De vismijn van Oostende bleek een verkoopruimte, een soort markt, half in de openlucht. Het viel Iris tegen. Wat had ze verwacht? Muren van ijs waaruit vissen en garnalen gehakt werden? Onderweg hadden Catthoor en zij nauwelijks gepraat. Elk hadden ze hun gedachten.
Catthoor zocht naar de kraam van de visverkoper en plaatste zijn bestelling. “U bent gestuurd door de kokkin die bij de ongelukkige kinderen werkt,” wist de man. Met veel vertoon begon hij de vis schoon te maken.
De kokkin was een goed mens, eiste altijd het beste voor haar ongelukkige kinderen. Daarom kwam ze bij hem. Hij knipoogde naar Iris. Catthoor kletste met de visverkoper mee, Iris begreep niet alles wat ze zeiden. Ze keek toe. Vlug ontdeed hij de vis van ingewanden, de koude kleuren troffen haar, de tinten wit, grijswit, grauwwit, doorzichtig vlees en het rood van de vlugge handen, het vuilrood van de ingewanden.
De visverkoper vroeg Catthoor iets over haar rug. En of ze ook één van de ongelukkige kinderen was.
“Zij is niet ongelukkig,” lachte Catthoor. “En de kinderen zijn dat ook niet.” Maar hij verbeterde zichzelf: “De meesten toch niet.” En dan: “Niet ongelukkiger dan andere kinderen.”
Als hij bleef doorgaan met corrigeren en relativeren zou die visverkoper niet anders kunnen dan besluiten dat de kinderen van de kokkin echt ongelukkig waren maar dat de mensen die voor hen zorgden dat niet weten wilden.
Andere kopers kwamen bij de kraam en tot Catthoors opluchting nam het gesprek daardoor een andere wending.
Catthoor droeg de kleine vrieskist naar de auto die een eind verder geparkeerd was.
∗
Iris keek haar ogen uit in de jachthaven.
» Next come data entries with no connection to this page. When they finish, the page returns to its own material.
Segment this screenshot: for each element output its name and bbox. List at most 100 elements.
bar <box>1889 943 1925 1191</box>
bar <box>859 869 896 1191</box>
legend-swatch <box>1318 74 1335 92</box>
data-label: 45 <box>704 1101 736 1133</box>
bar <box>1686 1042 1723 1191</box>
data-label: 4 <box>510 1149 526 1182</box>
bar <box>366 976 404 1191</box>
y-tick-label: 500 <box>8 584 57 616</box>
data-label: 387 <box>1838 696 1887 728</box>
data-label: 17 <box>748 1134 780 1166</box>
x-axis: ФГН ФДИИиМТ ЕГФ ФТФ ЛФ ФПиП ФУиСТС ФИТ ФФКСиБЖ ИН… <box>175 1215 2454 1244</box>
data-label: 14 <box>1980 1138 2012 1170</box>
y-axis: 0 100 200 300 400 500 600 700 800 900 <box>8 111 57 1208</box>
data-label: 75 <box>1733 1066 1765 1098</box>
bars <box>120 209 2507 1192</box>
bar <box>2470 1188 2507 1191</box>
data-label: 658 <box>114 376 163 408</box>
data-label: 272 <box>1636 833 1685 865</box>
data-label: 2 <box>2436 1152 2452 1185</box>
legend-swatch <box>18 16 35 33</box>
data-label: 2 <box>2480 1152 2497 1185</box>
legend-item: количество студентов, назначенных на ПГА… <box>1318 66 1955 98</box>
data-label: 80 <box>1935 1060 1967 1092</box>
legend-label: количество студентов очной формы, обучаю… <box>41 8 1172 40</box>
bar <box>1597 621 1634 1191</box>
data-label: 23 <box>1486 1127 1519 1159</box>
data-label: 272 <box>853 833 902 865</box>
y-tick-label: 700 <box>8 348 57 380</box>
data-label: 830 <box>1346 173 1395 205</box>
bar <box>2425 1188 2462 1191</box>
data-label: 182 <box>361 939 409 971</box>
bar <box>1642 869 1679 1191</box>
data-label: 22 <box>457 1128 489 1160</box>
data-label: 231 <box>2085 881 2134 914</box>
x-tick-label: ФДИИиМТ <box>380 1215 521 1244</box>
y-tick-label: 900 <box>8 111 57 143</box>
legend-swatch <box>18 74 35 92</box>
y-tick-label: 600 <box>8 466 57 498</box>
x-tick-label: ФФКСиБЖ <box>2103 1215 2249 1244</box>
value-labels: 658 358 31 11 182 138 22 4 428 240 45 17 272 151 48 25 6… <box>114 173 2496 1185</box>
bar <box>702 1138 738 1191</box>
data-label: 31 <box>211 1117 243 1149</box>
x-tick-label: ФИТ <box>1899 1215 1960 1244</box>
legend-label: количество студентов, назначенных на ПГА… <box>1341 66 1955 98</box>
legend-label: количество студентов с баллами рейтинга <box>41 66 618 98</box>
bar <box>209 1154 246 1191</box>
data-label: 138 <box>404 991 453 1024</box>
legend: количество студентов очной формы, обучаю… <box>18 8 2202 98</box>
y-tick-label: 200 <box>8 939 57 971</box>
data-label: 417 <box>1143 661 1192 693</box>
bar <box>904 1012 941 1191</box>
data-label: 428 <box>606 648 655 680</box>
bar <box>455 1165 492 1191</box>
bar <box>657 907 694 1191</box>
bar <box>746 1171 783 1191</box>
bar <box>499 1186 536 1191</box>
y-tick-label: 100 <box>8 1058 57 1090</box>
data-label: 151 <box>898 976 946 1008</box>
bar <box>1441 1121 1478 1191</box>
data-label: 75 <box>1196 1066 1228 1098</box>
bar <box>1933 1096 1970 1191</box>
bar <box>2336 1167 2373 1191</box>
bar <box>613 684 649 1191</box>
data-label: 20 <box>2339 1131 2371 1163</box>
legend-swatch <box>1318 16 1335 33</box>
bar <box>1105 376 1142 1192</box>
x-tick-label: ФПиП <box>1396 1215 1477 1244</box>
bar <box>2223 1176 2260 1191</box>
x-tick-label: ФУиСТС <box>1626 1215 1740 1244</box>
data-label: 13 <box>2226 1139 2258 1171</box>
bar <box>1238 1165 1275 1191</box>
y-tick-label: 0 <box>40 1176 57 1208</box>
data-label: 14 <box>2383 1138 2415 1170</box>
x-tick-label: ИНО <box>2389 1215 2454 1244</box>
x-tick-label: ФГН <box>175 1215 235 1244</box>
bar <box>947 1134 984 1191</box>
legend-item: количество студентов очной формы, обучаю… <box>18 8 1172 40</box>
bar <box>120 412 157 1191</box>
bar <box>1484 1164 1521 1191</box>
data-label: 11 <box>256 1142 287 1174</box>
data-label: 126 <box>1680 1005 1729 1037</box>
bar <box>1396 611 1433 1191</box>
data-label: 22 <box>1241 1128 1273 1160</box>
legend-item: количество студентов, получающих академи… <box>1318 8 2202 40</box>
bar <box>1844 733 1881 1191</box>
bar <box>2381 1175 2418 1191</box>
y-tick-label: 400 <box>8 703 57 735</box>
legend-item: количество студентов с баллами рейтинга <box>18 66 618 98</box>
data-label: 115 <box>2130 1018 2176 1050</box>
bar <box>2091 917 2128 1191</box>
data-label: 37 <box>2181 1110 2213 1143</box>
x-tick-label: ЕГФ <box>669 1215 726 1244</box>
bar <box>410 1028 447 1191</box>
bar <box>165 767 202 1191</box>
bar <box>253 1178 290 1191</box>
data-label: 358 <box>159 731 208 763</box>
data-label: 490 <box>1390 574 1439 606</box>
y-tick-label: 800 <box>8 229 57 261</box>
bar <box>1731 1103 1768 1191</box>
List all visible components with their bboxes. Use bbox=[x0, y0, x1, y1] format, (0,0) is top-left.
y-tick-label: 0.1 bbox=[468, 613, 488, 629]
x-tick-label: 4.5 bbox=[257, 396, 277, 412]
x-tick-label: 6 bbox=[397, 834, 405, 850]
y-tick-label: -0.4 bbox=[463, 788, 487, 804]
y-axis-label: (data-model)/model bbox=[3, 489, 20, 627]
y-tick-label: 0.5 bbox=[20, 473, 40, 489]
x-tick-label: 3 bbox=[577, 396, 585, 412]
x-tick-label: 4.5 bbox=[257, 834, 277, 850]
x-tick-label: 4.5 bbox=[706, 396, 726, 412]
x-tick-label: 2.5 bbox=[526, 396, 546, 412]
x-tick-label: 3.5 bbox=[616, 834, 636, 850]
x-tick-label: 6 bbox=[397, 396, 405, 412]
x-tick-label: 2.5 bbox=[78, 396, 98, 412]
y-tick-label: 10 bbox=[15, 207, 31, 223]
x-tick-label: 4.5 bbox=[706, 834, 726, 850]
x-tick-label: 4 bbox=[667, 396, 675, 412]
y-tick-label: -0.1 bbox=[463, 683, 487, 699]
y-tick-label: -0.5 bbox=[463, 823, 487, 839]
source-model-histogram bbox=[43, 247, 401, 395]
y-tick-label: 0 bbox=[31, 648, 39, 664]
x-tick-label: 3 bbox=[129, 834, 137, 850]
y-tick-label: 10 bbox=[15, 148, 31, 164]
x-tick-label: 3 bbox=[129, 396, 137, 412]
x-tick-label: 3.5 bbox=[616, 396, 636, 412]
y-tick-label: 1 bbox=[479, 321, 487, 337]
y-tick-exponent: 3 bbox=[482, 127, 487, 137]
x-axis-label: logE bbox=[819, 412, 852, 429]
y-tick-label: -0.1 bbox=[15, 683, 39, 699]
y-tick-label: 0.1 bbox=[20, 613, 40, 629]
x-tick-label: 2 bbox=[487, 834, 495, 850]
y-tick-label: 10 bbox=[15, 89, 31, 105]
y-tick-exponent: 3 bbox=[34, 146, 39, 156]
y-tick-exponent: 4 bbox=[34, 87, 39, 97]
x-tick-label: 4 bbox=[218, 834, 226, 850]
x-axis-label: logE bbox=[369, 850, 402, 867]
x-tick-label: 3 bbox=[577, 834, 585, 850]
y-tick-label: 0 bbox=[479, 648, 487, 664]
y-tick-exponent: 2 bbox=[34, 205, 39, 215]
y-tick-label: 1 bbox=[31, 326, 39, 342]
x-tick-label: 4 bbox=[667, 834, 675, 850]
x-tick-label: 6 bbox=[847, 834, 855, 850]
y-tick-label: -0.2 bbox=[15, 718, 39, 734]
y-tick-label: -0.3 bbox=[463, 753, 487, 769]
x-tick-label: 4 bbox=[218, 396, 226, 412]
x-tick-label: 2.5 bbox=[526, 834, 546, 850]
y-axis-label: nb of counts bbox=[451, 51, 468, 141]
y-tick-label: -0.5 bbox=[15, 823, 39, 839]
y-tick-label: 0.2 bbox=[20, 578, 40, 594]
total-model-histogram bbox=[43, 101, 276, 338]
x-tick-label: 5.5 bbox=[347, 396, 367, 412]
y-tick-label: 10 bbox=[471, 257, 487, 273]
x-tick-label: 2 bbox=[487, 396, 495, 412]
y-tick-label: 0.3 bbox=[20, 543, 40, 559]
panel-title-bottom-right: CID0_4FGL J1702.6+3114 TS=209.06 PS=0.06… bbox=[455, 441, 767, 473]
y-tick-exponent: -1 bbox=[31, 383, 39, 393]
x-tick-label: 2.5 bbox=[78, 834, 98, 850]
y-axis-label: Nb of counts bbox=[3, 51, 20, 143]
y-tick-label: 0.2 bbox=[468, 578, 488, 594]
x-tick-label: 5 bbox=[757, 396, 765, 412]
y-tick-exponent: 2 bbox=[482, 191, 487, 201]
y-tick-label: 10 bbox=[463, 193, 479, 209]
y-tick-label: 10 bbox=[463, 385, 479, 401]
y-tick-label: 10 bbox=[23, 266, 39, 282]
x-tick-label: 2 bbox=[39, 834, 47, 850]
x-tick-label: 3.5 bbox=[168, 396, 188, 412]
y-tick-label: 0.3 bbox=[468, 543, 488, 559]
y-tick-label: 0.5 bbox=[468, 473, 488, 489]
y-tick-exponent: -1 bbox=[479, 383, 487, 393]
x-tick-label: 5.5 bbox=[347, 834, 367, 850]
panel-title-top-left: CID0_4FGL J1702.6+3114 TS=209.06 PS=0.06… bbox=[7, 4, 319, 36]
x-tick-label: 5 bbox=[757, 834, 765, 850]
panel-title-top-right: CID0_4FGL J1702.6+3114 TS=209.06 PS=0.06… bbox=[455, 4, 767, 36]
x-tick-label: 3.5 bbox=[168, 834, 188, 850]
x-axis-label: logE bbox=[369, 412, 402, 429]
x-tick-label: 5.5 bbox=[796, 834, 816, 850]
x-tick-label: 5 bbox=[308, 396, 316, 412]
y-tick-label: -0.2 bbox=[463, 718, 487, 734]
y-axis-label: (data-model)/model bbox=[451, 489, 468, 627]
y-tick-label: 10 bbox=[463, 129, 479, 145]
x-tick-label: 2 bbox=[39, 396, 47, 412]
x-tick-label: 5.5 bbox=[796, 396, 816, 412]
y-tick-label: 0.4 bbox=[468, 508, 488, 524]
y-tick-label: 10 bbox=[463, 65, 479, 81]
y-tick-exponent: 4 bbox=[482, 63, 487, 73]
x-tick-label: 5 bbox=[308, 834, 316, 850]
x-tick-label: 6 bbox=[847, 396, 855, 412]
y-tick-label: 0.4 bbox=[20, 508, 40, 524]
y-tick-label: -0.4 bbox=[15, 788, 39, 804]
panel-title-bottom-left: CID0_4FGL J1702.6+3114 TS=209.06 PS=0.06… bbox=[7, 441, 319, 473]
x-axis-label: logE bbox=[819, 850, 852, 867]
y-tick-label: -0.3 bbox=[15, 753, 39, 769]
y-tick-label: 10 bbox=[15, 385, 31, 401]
De boten waren stuk voor stuk werelden apart die haar lokten, die haar wenkten. Er was zo duizelingwekkend veel.
“Daar is de Oostende-Dover,” Catthoor wees naar de overzetboot, waarvan alleen het bovengedeelte boven de omheining uitkwam.
“Daar zou ik op willen,” zei ze.
“Dat gebeurt nog wel eens.”
“Ik zou er nu op willen. Als ik de vrijheid had, deed ik het meteen.” Ze zag de sceptische uitdrukking op zijn gezicht: “Jij zou het wel kunnen maar je doet het niet.”
“Denk je dat ik meer vrijheid heb dan jij?”
“Je zou naar Canada kunnen, naar Australië. Je kunt rijden, varen, vliegen. Maar je doet het niet omdat je altijd eerst nadenkt, zogezegd nadenkt.”
“Ik doe niet aan zogezegd nadenken,” zei hij droog. “En hou op met me te stangen. Ik had me voorgesteld dat dit laatste uitstapje prettig zou verlopen.”
“Ik vind het prettig,” zei ze nijdig, en toen schoot ze in de lach om haar eigen nijdigheid.
Ze pakte zijn hand.
Hij liep voor haar uit de trappen af naar de aanlegsteigers van de jachthaven zodat ze beter naar de boten kon kijken.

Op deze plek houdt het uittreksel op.